Identification of Novel Mutations Causing Clofazimine Resistance in Mycobacterium intracellulare

Clofazimine (CFZ) is a promising repurposed drug for treating Mycobacterium avium - intracellulare complex pulmonary disease (MAC-PD), but its resistance mechanisms in M. intracellulare remain poorly understood. In this study, we generated 36 CFZ-resistant M. intracellulare mutants in vitro and identified various mutations in the marR gene (WP_009952290.1) in 61% of resistant mutants through whole-genome sequencing. Mutations were identified in additional genes encoding flavin-dependent oxidoreductase ( ssuD , C67A), membrane lipoprotein ( lppI , C207 deletion), glucose-methanol-choline oxidoreductase (G157 deletion), MASE1 domain-containing protein (C62G), and PPE family protein (222C deletion).
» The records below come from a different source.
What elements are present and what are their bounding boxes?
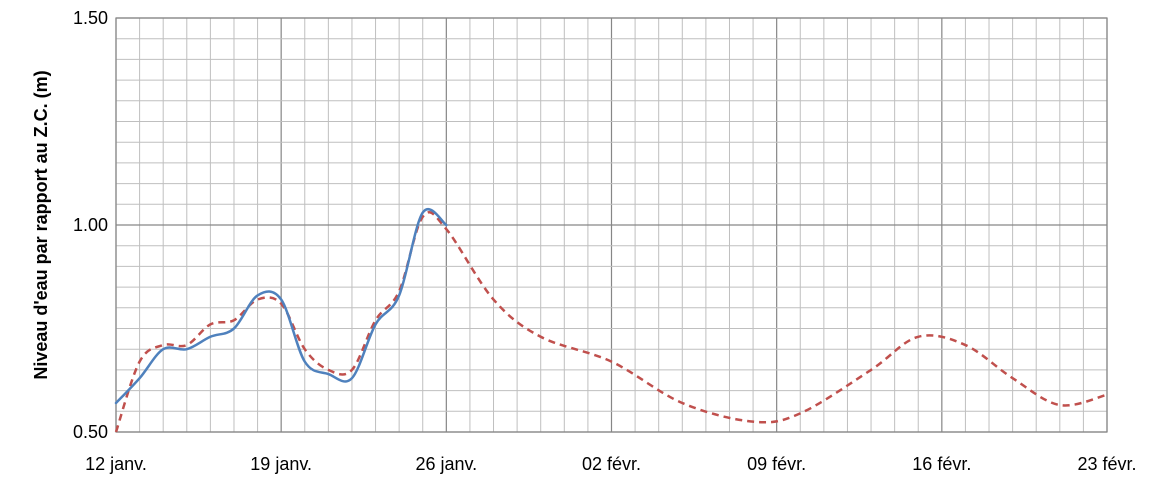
series-lines: [114, 208, 1108, 433]
x-tick-label: 09 févr.: [747, 454, 806, 474]
y-axis-title: Niveau d'eau par rapport au Z.C. (m): [31, 70, 51, 379]
x-tick-label: 19 janv.: [250, 454, 312, 474]
series-line-solid-blue: [114, 208, 448, 405]
x-tick-label: 02 févr.: [582, 454, 641, 474]
x-tick-label: 23 févr.: [1077, 454, 1136, 474]
y-tick-label: 1.00: [73, 215, 108, 235]
x-tick-labels: 12 janv. 19 janv. 26 janv. 02 févr. 09 févr.…: [85, 454, 1136, 474]
x-tick-label: 26 janv.: [415, 454, 477, 474]
gridlines: [115, 17, 1108, 433]
y-tick-labels: 0.50 1.00 1.50: [73, 8, 108, 442]
y-tick-label: 1.50: [73, 8, 108, 28]
series-line-dashed-red: [114, 211, 1108, 433]
y-tick-label: 0.50: [73, 422, 108, 442]
x-tick-label: 12 janv.: [85, 454, 147, 474]
x-tick-label: 16 févr.: [912, 454, 971, 474]
plot-area-border: [115, 17, 1108, 433]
Gene complementation experiments demonstrated that introducing the wild-type marR in CFZ-resistant strains (L72 and L74) with marR mutations reduced CFZ minimum inhibitory concentrations (MICs) from 1 μ g/mL to the susceptible baseline (0.25 μ g/mL), confirming its critical role in CFZ resistance. Notably, the M. intracellulare MarR lacks homology to M. tuberculosis MarR family protein Rv0678 (MmpR) whose mutations are involved in CFZ and bedaquiline (BDQ) resistance and is flanked by non-efflux pump genes ( dhmA and doxX ), and unlike M. tuberculosis , its mutation does not cause bedaquiline cross-resistance, indicating a different MarR and distinct regulatory mechanism for CFZ resistance in M. intracellulare . This work highlights marR as a key determinant of CFZ resistance in M. intracellulare and underscores the need for further mechanistic studies with implications for clinical diagnostics and therapeutic strategies.